Stuttgart Philharmonic / Radoslaw Szulc
Onyx Classics 4148 / *****

The exciting Serbian duo of Lidija and Sanja Bizjak make their first concerto recording with two 20th century double piano concertos that look to the past for inspiration. Think of J.S.Bach's concertos for two keyboards updated to the present, and the Concerto For Two Pianos (1943) by Bohemian composer Bohuslav Martinu comes into view. Its busy play of counterpoint in the fast outer movements, fuelled by his upbeat and kinetic style, makes this a jolly listen. 

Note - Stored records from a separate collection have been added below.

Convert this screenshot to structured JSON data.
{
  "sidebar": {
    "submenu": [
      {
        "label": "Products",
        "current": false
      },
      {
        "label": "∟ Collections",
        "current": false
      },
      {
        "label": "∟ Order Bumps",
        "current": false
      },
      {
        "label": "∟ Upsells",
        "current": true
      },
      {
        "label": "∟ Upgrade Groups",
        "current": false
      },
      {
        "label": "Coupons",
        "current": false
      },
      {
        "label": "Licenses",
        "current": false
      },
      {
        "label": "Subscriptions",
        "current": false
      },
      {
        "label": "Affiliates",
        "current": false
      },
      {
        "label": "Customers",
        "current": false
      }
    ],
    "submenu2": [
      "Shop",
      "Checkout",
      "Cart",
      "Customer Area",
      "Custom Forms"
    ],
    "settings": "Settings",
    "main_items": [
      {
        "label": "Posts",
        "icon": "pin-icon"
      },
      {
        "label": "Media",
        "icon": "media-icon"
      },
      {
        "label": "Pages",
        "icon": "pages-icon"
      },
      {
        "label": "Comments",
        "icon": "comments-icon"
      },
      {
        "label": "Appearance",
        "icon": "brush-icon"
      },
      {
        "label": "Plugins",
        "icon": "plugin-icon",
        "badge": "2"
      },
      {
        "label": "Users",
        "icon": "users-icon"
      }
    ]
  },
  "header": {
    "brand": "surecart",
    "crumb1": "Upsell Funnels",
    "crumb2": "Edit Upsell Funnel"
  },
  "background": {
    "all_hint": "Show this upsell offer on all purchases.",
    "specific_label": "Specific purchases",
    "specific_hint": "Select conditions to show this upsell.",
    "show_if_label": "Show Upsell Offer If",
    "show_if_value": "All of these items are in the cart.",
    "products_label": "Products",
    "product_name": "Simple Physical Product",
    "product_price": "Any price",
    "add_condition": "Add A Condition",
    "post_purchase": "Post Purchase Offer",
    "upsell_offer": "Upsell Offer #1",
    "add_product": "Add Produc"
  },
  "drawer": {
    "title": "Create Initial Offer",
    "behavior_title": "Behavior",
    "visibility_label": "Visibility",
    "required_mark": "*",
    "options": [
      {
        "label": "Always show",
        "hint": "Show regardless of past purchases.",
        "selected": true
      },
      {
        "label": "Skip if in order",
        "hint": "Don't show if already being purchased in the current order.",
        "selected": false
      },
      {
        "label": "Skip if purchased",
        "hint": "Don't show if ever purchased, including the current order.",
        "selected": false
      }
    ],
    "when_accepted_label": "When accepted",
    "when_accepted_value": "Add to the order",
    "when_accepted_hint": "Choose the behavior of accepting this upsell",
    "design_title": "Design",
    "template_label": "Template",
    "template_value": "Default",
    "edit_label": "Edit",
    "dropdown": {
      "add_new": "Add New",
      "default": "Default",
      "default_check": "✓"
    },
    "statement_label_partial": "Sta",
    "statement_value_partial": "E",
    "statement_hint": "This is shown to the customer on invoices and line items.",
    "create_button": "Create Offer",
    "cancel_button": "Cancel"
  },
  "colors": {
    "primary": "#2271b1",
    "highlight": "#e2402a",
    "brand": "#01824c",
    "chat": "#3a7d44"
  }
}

Its companion is the equally engaging Concerto For Two Pianos (1932) by Frenchman Francis Poulenc, where Mozart's sensibilities, Javanese gamelan and Gallic charm become equals in an inimitably quirky manner.

The fillers without orchestral backing are just as apt. Stravinsky's Sonata For Two Pianos (1943) is neoclassical in its conception with a droll theme and variations second movement as its centrepiece. Shostakovich's single-movement Concertino (1954), composed for his teenaged son, combines mock-seriousness and genuine gaiety, looking forward to his guilelessly melodious Second Piano Concerto

This seemingly unusual programme by the Bizjak sisters is a total charmer. Their digital brilliance is blessed with a lightness of touch and a generous dose of wit and humour. Its unmitigated success is a given.    

NICHOLAS MCCARTHY, Piano left hand
Warner Classics 0825646052400 / ****1/2

The 26-year-old Briton Nicholas McCarthy was born without a right hand, but in 2012 became the first one-handed pianist to graduate from London's Royal College of Music. His debut solo recording of left hand piano music begins unpromisingly with typically vacuous fare from Ludovico Einaudi and clunky operatic transcriptions where a seamless cantabile is found wanting.

However there is an astonishing sequence of tracks that seals the deal: Frederic Meinder's transcription of Rachmaninov's Vocalise, Count Geza Zichy's transcription of Liszt's Third Liebesträume and two contrasting Chopin-Godowsky Études (Op.10 No.3 and Op.25 No.12), the latter given a thunderous reading that proves his credentials.

Then come three Scriabin pieces, the famous D flat major Nocturne (Op.9 No.2) and two Études (the fearsome Op.8 No.12 with the melancholic Op.2 No.1). Probably the greatest left hand solo work is Felix Blumenfeld's A flat major Étude, which gets a glorious performance it deserves. To wind down, two Gershwin songs (The Man I Love and Summertime) and Nigel Hess' Nocturne, specially commissioned by McCarthy provides some lighter listening. 

Judging by the simplistic entry level programme notes by the pianist himself, this album was clearly aimed at beginners, but seasoned pianophiles need not shy away.